Cannabis Capital in Africa’s Mountain Kingdom
Recently, legal cannabis producers in Canada have begun eyeing cultivation projects in Lesotho.
This wave of international interest got rolling just a year ago, when Lesotho issued the first cannabis cultivation license ever on the African continent to a local company called Verve Dynamics. Now, another Ontario company, Aphria Inc, recently announced a joint venture with Verve Dynamics to supply cannabis isolates for the global market.
Also, Kaneh Bosm BioTechnology of Vancouver announced last week that it has it has contracted United Kingdom-based Volare Consultancy to help purchase land for cannabis cultivation in Lesotho, as well as storage and manufacturing facilities.
The write-up on the announcement on the Proactive Investors website noted that Kaneh Bosm is following the lead of Canopy Growth Corporation, the Ontario, Canada-based industry giant that earlier this year acquired a Lesotho-based cannabis company, Daddy Cann Lesotho PTY Ltd, for $28.8 million. Daddy Cann and Kaneh Bosm’s CanAfrica had already been awarded medical cannabis licenses by the Kingdom of Lesotho.
Additionally, earlier this year, Supreme Cannabis of Toronto invested $10 million for a 10 percent stake in another Lesotho company with cultivation licenses, MediGrow Holdings PTY Ltd.
Kaneh Bosm just this month changed its name to International Cannabis Corp — picking up the name that was abandoned last year by the compnay now calling itself ICC Labs, which is helping to supply the legalized market in Uruguay, and the medical market in Colombia.
A Common Cannabis Market for Southern Africa?
Lesotho and South Africa are closely integrated. Both are members of the Southern African Customs Union, along with Botswana, Namibia and Swaziland. The SACU, akin to Europe’s Schengen Area, aims to encourage the free interchange of goods between member countries. Cannabis products are now shaping up to be key among those goods.
South Africa has an embryonic medical marijuana program, with another Canadian industry giant, Tilray of Vancouver Island, providing cannabis products. South Africa’s struggling farmers last year launched an initiative to demand legal cultivation of “dagga” (as cannabis is locally known) in the country — starting with KwaZulu province, a traditional agricultural heartland that borders Lesotho on the east.

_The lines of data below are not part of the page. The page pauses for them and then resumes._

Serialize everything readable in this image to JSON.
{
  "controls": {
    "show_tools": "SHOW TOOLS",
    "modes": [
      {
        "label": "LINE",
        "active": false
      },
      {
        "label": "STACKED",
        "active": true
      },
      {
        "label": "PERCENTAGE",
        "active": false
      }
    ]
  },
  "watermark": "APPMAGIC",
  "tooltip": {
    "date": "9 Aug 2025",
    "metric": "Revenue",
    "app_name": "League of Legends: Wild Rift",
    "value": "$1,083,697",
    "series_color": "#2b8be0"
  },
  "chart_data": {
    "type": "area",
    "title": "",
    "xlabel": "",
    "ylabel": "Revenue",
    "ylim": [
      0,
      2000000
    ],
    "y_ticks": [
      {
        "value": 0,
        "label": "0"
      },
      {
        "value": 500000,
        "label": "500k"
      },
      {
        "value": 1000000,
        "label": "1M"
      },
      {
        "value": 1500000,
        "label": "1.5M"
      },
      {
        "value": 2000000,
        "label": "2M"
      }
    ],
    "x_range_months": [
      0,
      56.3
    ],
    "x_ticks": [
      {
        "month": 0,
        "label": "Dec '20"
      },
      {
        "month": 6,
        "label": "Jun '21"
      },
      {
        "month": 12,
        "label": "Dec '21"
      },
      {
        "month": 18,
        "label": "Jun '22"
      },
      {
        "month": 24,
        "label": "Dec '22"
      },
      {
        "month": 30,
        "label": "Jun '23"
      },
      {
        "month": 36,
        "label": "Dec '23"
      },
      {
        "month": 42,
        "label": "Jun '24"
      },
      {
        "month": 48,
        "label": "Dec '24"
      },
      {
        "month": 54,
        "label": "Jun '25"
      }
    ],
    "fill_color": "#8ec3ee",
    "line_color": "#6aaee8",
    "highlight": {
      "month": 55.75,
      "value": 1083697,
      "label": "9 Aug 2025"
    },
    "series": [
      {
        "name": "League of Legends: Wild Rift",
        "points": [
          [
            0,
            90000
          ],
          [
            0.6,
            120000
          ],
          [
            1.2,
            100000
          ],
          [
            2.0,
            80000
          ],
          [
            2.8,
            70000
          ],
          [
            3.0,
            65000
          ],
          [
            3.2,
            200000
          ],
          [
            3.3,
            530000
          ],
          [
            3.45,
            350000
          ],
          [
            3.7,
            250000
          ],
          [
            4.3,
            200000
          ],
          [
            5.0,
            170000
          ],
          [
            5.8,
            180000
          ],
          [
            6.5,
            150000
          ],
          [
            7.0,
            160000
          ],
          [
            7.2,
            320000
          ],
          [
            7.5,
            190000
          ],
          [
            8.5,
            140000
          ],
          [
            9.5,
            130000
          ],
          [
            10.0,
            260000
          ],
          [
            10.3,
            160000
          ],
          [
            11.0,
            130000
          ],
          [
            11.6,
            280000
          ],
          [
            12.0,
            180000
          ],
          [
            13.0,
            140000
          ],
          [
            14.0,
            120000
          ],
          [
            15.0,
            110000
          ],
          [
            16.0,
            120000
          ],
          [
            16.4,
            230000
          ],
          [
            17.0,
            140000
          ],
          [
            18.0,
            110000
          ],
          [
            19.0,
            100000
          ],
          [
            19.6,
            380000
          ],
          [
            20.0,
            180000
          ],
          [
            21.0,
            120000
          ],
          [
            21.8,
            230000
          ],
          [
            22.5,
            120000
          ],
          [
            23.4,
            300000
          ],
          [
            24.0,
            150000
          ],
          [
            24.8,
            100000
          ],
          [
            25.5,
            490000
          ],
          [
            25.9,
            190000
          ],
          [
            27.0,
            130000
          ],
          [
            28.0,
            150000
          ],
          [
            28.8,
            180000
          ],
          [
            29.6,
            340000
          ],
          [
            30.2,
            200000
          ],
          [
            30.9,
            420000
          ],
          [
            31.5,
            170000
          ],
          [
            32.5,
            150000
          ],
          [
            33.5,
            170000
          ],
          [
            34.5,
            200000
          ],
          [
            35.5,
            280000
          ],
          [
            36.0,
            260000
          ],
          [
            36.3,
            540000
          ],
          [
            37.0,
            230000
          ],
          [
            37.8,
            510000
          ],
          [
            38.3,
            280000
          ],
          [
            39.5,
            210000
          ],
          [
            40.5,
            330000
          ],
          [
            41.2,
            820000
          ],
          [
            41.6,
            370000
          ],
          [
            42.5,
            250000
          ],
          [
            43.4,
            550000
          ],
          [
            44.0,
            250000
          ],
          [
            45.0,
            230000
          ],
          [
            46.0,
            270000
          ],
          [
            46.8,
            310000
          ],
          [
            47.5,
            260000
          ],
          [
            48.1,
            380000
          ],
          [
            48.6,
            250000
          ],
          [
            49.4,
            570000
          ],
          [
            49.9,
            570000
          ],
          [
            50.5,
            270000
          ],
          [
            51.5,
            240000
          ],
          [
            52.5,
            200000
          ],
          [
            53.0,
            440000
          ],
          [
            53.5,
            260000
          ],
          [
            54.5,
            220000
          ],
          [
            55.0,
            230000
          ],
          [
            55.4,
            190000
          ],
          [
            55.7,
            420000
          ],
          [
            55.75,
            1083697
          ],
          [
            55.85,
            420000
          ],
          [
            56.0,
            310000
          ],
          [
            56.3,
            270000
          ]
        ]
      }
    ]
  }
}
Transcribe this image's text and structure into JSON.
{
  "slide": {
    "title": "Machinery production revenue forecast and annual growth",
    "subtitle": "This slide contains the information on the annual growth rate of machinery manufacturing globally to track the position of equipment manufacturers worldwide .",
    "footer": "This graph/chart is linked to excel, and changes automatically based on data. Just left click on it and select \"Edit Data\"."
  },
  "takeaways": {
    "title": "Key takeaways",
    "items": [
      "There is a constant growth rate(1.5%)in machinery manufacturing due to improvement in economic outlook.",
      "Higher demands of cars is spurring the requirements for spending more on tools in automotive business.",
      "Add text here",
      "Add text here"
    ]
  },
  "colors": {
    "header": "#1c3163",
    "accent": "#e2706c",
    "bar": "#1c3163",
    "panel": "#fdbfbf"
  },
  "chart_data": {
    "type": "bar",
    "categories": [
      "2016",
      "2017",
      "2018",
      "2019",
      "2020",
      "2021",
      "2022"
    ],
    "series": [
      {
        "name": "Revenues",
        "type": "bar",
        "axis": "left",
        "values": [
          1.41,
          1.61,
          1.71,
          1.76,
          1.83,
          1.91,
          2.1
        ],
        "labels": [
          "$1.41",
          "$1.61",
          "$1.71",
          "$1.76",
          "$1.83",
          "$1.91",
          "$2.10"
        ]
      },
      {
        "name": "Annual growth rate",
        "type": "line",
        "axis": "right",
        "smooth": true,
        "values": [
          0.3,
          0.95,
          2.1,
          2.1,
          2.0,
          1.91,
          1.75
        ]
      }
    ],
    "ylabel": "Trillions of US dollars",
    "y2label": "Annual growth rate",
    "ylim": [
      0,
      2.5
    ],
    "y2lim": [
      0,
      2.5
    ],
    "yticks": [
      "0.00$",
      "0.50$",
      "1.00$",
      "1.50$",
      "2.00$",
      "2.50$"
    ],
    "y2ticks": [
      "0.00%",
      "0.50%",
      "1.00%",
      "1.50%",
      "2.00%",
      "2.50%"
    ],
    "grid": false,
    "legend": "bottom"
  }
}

Kaneh Bosm is also moving into South Africa. It recently acquired the local company Aricannabis BioTech Corp, which works on an exclusive basis with another local firm, NuCare Health, to provide medical marijuana products to over 2,800 pharmacies across South Africa.
Decriminalization came to South Africa Sept. 18 when the country’s Constitutional Court upheld a lower court ruling finding that the law against the use, possession, purchase and cultivation of cannabis was unconstitutional. At least personal cultivation, as well as private use, will now be permitted in South Africa.
These developments may prove a step toward an integrated cannabis market for the greater region, which has sadly been beset by growing economic difficulties since the end of apartheid in 1994. This has also meant instability. Just this month, Lesotho marked the 20th anniversary of South Africa’s September 1998 military intervention, following an outburst of internal violence over disputed elections in the mountain kingdom. A legalized cannabis sector could point the way out of the region’s long-simmering crisis, and there are growing signs of openness to it — with Lesotho leading the way.